Telos-1 is a Boltzmann generator for biopolymers. Telos-1 is free for any usage where the ultimate purpose is charitable—so research towards the public good is permitted, but research that’s intended to make money is banned. This worked as intended until Novo Nordisk sued, arguing that since they’re owned by the non-profit Novo Nordisk Foundation, the ultimate purpose of all their research is charitable. The lawsuit is ongoing.
NP-2 is a neural network potential that can only be used by non-profits. Originally, this was construed as only organizations possessing 501(c)(3) non-profit status—but after heartfelt appeals from small biotech startups, the company behind NP-1 agreed that companies that were losing money could also qualify as non-profits, since they weren’t actually making any profit.
This led to a predictable wave of financial engineering, and most pharmaceuticals started outsourcing all calculations to shell corporations. These corporations must be “losing money” each quarter, but this simply refers to the operating cash flow. So the shell corporation can simply be spun out with an initial capital outlay of ten million dollars or so, and then calculations can be sold below cost to the parent company until the money runs out.

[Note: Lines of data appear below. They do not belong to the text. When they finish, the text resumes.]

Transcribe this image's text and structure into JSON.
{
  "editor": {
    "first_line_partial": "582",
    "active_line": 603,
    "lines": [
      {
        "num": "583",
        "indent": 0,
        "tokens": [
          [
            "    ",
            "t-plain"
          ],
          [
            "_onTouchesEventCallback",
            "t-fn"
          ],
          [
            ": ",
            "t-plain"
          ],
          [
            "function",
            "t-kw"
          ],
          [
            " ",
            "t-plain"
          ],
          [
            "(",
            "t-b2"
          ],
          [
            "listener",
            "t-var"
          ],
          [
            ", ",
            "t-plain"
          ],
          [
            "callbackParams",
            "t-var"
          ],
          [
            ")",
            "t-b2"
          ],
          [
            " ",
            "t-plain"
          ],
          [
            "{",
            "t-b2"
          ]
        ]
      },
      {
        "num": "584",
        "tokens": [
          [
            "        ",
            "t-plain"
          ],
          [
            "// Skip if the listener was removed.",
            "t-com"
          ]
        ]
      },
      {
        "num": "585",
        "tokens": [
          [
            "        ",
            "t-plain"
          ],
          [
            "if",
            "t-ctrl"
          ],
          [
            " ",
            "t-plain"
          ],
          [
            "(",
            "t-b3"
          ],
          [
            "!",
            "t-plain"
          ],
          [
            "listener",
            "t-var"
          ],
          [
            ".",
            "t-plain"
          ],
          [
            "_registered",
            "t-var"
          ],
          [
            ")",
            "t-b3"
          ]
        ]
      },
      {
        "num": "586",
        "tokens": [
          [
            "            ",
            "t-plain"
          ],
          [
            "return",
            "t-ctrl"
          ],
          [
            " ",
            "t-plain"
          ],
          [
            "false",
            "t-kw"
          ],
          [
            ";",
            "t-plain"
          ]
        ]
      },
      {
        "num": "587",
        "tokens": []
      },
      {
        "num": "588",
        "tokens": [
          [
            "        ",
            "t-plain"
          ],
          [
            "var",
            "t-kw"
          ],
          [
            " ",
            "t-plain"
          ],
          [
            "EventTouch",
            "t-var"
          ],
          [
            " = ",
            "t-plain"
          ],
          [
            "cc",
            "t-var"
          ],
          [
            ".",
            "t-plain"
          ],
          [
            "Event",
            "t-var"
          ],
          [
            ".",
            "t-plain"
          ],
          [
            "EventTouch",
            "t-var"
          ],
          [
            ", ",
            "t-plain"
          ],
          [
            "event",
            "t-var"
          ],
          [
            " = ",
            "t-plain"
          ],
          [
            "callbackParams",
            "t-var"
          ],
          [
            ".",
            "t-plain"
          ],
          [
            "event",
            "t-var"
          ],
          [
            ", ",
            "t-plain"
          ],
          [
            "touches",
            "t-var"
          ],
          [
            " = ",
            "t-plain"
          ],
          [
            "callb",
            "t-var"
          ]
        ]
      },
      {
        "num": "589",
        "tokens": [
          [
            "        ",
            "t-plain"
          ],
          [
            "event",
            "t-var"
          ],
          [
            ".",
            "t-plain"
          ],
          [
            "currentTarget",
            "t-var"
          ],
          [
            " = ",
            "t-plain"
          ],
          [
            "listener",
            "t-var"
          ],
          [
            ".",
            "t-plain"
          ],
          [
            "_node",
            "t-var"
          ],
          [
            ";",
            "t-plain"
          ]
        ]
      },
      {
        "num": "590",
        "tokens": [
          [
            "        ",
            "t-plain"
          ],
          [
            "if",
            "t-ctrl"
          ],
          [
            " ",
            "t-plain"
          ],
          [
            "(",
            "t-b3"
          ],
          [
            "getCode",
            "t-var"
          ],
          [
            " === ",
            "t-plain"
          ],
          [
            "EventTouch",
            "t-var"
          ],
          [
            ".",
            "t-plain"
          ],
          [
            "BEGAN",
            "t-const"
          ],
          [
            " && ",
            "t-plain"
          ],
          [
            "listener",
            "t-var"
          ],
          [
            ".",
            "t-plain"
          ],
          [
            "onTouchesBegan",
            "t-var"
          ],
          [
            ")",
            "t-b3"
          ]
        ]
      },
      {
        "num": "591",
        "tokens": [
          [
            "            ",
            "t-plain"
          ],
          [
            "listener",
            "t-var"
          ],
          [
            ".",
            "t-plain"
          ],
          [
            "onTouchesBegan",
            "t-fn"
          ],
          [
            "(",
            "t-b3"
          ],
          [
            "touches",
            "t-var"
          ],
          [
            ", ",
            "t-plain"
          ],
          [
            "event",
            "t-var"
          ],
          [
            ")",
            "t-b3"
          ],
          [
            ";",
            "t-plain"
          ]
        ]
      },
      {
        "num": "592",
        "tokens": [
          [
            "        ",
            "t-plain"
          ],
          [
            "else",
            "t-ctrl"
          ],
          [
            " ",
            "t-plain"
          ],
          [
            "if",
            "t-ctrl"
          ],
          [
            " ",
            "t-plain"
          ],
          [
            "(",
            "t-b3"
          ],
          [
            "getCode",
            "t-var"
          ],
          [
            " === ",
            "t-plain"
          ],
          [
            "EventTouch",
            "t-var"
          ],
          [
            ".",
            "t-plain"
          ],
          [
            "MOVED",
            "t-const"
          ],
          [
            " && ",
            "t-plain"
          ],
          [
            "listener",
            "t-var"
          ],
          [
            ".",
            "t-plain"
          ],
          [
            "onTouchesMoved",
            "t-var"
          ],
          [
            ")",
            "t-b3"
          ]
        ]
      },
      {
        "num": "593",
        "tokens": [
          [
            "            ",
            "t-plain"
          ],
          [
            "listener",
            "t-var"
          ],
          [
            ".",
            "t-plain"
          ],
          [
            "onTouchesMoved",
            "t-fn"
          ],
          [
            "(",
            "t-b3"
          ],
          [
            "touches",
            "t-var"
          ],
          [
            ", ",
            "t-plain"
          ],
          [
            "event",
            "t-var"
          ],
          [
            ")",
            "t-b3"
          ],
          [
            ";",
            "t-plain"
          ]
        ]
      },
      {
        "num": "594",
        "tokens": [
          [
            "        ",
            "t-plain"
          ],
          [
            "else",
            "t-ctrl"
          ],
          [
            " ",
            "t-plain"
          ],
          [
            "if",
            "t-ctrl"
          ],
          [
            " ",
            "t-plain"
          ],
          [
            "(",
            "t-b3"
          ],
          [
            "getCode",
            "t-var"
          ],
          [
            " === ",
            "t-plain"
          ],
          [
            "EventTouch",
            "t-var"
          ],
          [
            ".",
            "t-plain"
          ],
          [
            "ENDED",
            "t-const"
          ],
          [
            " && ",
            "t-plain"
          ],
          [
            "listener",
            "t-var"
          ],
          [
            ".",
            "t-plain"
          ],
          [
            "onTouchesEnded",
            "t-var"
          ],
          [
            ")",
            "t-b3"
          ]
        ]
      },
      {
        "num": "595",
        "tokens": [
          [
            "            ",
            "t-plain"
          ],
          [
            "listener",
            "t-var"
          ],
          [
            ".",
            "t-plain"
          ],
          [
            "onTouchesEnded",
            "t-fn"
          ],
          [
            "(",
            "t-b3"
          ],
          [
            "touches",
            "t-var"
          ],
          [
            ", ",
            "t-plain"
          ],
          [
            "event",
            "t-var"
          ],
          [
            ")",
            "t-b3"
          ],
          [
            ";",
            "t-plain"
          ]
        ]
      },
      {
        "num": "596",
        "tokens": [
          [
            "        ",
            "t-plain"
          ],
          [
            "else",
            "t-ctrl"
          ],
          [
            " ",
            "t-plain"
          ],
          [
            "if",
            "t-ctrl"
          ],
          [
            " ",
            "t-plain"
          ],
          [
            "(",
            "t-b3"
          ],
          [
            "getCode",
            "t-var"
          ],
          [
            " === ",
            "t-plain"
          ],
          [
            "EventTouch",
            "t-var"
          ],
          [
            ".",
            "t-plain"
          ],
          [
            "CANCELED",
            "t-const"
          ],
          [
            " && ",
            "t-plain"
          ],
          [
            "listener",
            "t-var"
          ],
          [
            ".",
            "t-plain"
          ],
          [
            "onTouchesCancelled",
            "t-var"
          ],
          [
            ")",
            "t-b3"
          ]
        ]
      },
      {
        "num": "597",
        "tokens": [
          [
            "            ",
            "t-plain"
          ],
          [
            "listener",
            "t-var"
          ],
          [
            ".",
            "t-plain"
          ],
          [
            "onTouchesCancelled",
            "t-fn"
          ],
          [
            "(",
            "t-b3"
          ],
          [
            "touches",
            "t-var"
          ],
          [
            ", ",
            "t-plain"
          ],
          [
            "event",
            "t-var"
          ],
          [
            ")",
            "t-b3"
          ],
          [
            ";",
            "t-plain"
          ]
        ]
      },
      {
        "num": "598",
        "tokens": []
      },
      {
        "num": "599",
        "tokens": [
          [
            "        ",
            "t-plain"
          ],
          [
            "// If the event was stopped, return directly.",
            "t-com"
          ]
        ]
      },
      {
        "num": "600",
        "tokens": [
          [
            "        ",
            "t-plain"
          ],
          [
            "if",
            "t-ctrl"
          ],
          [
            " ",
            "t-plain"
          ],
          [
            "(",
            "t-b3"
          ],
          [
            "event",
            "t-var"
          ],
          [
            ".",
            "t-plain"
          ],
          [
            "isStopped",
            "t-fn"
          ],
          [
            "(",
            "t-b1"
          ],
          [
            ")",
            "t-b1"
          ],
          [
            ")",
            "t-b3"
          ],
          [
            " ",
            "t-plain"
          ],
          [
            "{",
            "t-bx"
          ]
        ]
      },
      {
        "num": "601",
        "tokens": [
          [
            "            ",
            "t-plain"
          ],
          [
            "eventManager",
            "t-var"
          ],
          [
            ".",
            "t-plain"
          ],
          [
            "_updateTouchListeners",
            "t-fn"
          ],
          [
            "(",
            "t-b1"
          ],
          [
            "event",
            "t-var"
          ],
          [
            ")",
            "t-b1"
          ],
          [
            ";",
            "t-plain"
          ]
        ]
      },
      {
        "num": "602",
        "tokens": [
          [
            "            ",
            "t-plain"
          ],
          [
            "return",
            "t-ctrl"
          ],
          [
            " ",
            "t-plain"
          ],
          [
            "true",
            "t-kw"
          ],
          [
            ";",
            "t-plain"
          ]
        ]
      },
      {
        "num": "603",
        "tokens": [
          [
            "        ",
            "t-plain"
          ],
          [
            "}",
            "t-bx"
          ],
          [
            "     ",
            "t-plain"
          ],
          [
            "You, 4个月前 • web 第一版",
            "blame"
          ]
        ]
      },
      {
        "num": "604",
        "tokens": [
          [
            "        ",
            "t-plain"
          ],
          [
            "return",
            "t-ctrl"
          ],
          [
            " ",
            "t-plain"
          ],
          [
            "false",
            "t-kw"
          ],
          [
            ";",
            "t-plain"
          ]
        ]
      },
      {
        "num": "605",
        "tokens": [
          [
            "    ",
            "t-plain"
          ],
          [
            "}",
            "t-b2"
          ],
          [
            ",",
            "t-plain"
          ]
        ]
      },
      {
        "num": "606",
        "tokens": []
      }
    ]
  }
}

These companies were originally intended to be disposable, but it turns out that the business model of “sell ML inference to pharma below cost” was very appealing to venture capitalists. Negative unit margins are commonplace in AI right now, and unlike other AI-for-drug-design startups, the shell corporations actually had meaningful enterprise traction. The largest of these companies, EvolvAI (formerly “Merck Sharp Dolme Informatics Solutions 1”) just closed a $200M Series D financing round despite no conceivable path to profitability.